Streghe. Le eroine dello scandalo di Ilaria Simeone (Neri Pozza)
“Anche questo fu la caccia alle streghe; strage di dimenticate, portata a termine da uomini terribilmente normali”. È in quell’avverbio, “terribilmente”, e in quell’aggettivo, “normali”, che si racchiude e si consuma tutta la tragedia di un’intera epoca, quella che ha visto l’Inquisizione dare la caccia a donne – madri, mogli, figlie, giovani e vecchie – accusate di stregoneria, donne per le quali “bastavano l’accusa della pubblica voce, l’aver ricevuto in dote dai genitori una cattiva fama, l’essere nata in un paese chiacchierato, la mancanza di solerzia e precisione nel rispondere a interrogatori inaspettati” per essere condannate alla gogna. Amanti del Demonio, moleste e infingarde “come lo sono tutte le femmine”, Caterina De Medici nel 1616, Isotta Stella e le altre trentaquattro imputate nel 1587, Maria Bertoletti detta la Toldina nel 1716, sono state sommariamente processate (senza possibilità di difesa) e poi bruciate al rogo in quanto eroine dello scandalo. Ilaria Simeone ricostruisce i fatti e gli scenari di questi tre esempi di femminicidi ante litteram, consultando gli atti e raccontandoli udienza dopo udienza con grande dovizia di particolari.
Streghe. Le eroine dello scandalo
Ilaria Simeone
Neri Pozza
La ragazza che levita di Barbara Comyns (Safarà)

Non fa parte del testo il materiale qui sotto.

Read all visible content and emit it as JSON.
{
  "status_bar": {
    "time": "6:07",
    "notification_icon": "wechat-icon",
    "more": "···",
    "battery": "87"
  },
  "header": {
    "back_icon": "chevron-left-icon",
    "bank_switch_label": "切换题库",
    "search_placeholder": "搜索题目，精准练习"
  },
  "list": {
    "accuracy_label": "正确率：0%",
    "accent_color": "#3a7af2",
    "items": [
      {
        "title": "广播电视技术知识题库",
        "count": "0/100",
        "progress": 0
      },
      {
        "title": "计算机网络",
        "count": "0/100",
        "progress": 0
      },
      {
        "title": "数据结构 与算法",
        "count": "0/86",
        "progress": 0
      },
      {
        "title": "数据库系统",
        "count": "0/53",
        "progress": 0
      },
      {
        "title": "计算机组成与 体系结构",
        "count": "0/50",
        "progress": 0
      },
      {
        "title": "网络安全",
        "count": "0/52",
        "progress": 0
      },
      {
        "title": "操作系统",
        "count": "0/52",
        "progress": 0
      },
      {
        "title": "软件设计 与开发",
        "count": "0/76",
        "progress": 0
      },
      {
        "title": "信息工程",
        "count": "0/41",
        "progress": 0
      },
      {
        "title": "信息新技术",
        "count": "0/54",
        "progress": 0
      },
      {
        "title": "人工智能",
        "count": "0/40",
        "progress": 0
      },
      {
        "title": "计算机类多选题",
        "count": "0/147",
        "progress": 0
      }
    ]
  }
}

Lo scorso anno la casa editrice Safarà aveva già pubblicato un romanzo di questa autrice ancora poco nota in Italia eppure molto prolifica, avendo consegnato al pubblico dei lettori ben undici romanzi – considerati piccoli capolavori della letteratura gotica – nonostante avesse iniziato ad apparire in libreria già quarantenne. La Comyns, nata nel 1907 nella contea inglese di Warwickshire, si lascia riconoscere per il suo stile inglese impeccabile e privo di sbavature ma che, contemporaneamente, si dimostra ben lontano da quel genere di letteratura. “La ragazza che levita”, narrando le vicende di Alice – giovane e diafana fanciulla vittima della brutalità di un padre veterinario misogino e prepotente, la quale si troverà, in una Londra di età edoardiana, a fare i conti con i cambiamenti del proprio corpo, rispetto al quale sembra non avere capacità di controllo – rievoca fin da subito le atmosfere grottesche e al contempo sognanti di “Chi è partito e chi è rimasto”. Il disperato tentativo di fuga del corpo, la tragedia famigliare, il potere occulto da nascondere a tutti i costi, tutto questo viene osservato dalla Comyns con occhi puri e innocenti ma non per questo privi di sagacia e di un profondo sentimento gotico.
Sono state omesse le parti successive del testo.